APTOPIX NASCAR Watkins Glen Auto Racing

Chase Elliott celebrates his victory with his pit crew after winning Saturday’s NASCAR Cup Series race at Watkins Glen International in Watkins Glen, N.Y.

CHARLOTTE, N.C. — Rick Hendrick minced no words at the start of the season, when the NASCAR team owner dismissed the previous year as one of the worst in the history of his mighty organization. Hendrick stated: “Last year sucked. I ain’t gonna do that no more.”

The rebuild at Hendrick Motorsports has been slow, but the organization with 12 Cup titles is inching closer to weekly relevance. Chase Elliott won his second race of the season on Sunday at Watkins Glen to close a bold week for the team.

Hendrick made a rare midseason crew chief change for seven-time champion Jimmie Johnson at the start of last week to officially end the winless 21-race trial run with Kevin Mendeering. Johnson hasn’t won a race in more than two years and new crew chief Cliff Daniels managed a 19th-place finish in his debut with the future Hall of Famer.

But the Johnson saga is just one element of a huge effort at Hendrick Motorsports to return the organization to its position as a strong championship contender. During last year’s misery, Johnson went winless for the first time in his career, Elliott’s three wins were the only victories for the organization and Hendrick failed to place a driver in the championship finale.

So Watkins Glen felt pretty darn good to Hendrick, who is in far better shape at this point of the season than his team was last year. Elliott’s win was the third this season for the organization — Alex Bowman won at Chicago in June to lock down a spot in the playoffs — and both William Byron and Johnson are currently mathematically eligible to make the playoffs.

“I think all our cars ran pretty good, so looking forward to the rest of the races,” Hendrick said for the first time in recent memory.

It was Elliott who dominated the day by leading all but 10 of the 90 laps and winning on the road course for the second consecutive year. But Byron certainly drew attention when he sparred on track with Kyle Busch. The back-and-forth began when Busch spun racing for position against Byron, and retaliated by knocking Byron into the grass.

Then Chad Knaus, the crew chief who led Johnson to all seven of his titles before he was moved to Byron’s team this year, ordered the 21-year-old not to be pushed around by Busch. So Byron caught up to Busch and got even by ramming into the back of Busch’s car.

Byron still needs to learn the nuances of payback because the action caused significant damage to Byron’s car, but the point had been made.

“I think you have to stand your ground in this sport. If you let people push you around, they’re going to push you around,” said Hendrick, who was unaware until after the race that Knaus had ordered the retaliation.

“He got the worst end of the deal when Kyle brake-checked him and knocked the front end out of (Byron’s) car, but sometimes in the heat of the battle you want to do things, and if you thought about it a little bit more maybe you’d just settle down and go finish the race. But in the heat of battle — and I didn’t know Chad told him to — but if I’d had a radio I’d probably tell him the same thing (to retaliate.)”

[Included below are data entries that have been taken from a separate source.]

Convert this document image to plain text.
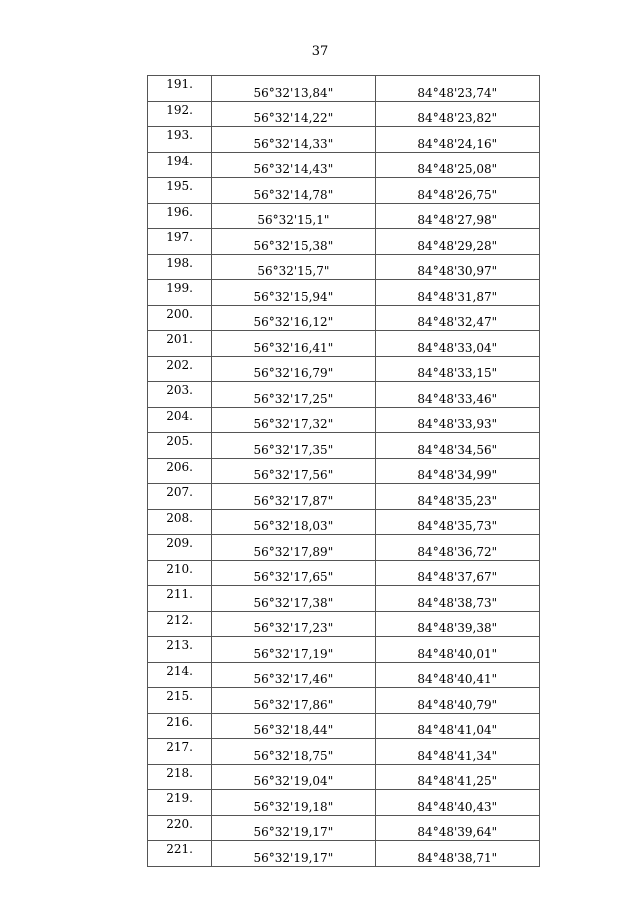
37
191.	56°32'13,84"	84°48'23,74"
192.	56°32'14,22"	84°48'23,82"
193.	56°32'14,33"	84°48'24,16"
194.	56°32'14,43"	84°48'25,08"
195.	56°32'14,78"	84°48'26,75"
196.	56°32'15,1"	84°48'27,98"
197.	56°32'15,38"	84°48'29,28"
198.	56°32'15,7"	84°48'30,97"
199.	56°32'15,94"	84°48'31,87"
200.	56°32'16,12"	84°48'32,47"
201.	56°32'16,41"	84°48'33,04"
202.	56°32'16,79"	84°48'33,15"
203.	56°32'17,25"	84°48'33,46"
204.	56°32'17,32"	84°48'33,93"
205.	56°32'17,35"	84°48'34,56"
206.	56°32'17,56"	84°48'34,99"
207.	56°32'17,87"	84°48'35,23"
208.	56°32'18,03"	84°48'35,73"
209.	56°32'17,89"	84°48'36,72"
210.	56°32'17,65"	84°48'37,67"
211.	56°32'17,38"	84°48'38,73"
212.	56°32'17,23"	84°48'39,38"
213.	56°32'17,19"	84°48'40,01"
214.	56°32'17,46"	84°48'40,41"
215.	56°32'17,86"	84°48'40,79"
216.	56°32'18,44"	84°48'41,04"
217.	56°32'18,75"	84°48'41,34"
218.	56°32'19,04"	84°48'41,25"
219.	56°32'19,18"	84°48'40,43"
220.	56°32'19,17"	84°48'39,64"
221.	56°32'19,17"	84°48'38,71"
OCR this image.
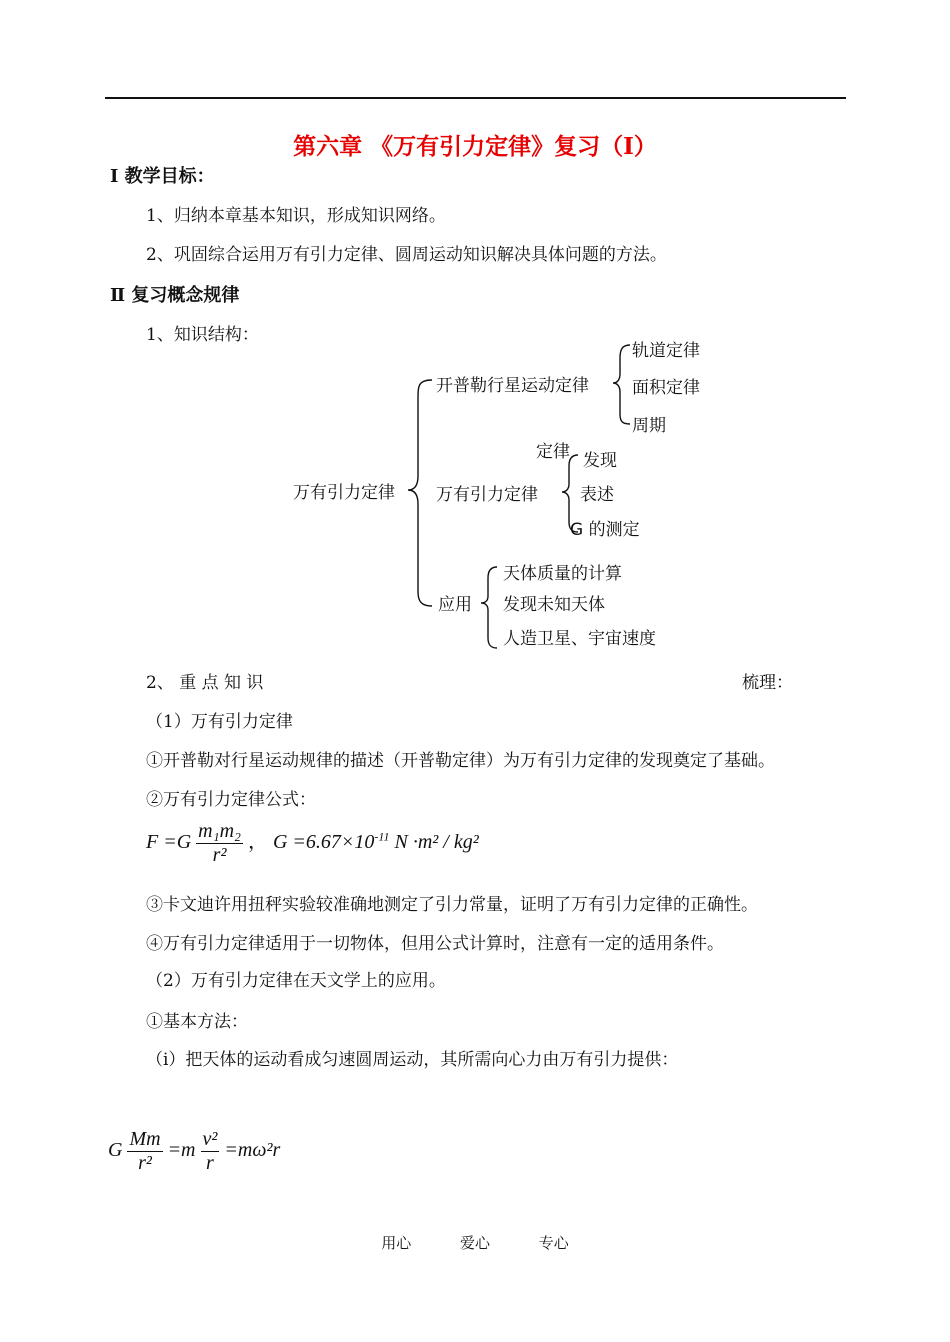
第六章 《万有引力定律》复习（Ⅰ）
Ⅰ 教学目标：
1、归纳本章基本知识，形成知识网络。
2、巩固综合运用万有引力定律、圆周运动知识解决具体问题的方法。
Ⅱ 复习概念规律
1、知识结构：
万有引力定律
开普勒行星运动定律
轨道定律
面积定律
周期
定律
万有引力定律
发现
表述
G 的测定
应用
天体质量的计算
发现未知天体
人造卫星、宇宙速度
2、 重 点 知 识	梳理：
（1）万有引力定律
①开普勒对行星运动规律的描述（开普勒定律）为万有引力定律的发现奠定了基础。
②万有引力定律公式：
$F =G \frac{\text{m₁m₂}}{\text{r²}}$ ， $G =6.67\times 10^{-11}$ N ·m² / kg²
③卡文迪许用扭秤实验较准确地测定了引力常量，证明了万有引力定律的正确性。
④万有引力定律适用于一切物体，但用公式计算时，注意有一定的适用条件。
（2）万有引力定律在天文学上的应用。
①基本方法：
（i）把天体的运动看成匀速圆周运动，其所需向心力由万有引力提供：
G $\frac{Mm}{\text{r²}} =m \frac{\text{v²}}{r} =m\omega^2r$
用心	爱心	专心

Hendrick also supported the crew chief change for Johnson, which reunites him with the lead engineer from his seventh championship, in 2016. When Daniels was a traveling member of Johnson’s No. 48 team, a rapport was built that Johnson lacked with Mendeering.

Sitting 16th and last in the playoff standings, Johnson doesn’t have a ton of time to turn his season around and bringing Daniels back to the pit box was the clear solution.

“They have a chemistry together ... the communication, knowing what Jimmie likes,” Hendrick said. “I think it gave Jimmie some comfort. Kevin is one of the smartest guys in the garage, but you can’t replace time and years together, and I think that’s all Jimmie wanted. So I think it’s going to work out. Cliff is a sharp young guy.”

Hendrick Motorsports has a long way to go before it is consistently racing for wins each week and developing multiple title contenders. Elliott has carried the banner the last two seasons, and getting him into the title race is going to require advanced behind-the-scenes work at Hendrick’s sprawling campus. The owner said he wasn’t going to put up with another lousy season, and now that the organization has turned a corner, the boss can’t stop pushing in his quest to recover from last season.

“I think Chase has shown that he can win at any track. He’s really good with equipment, doesn’t tear up anything,” Hendrick said. “I think if we can get the car good enough for Chase, he can win a championship, and he can win it this year. So we’ll just have to keep tuning on the car and giving him good stuff.”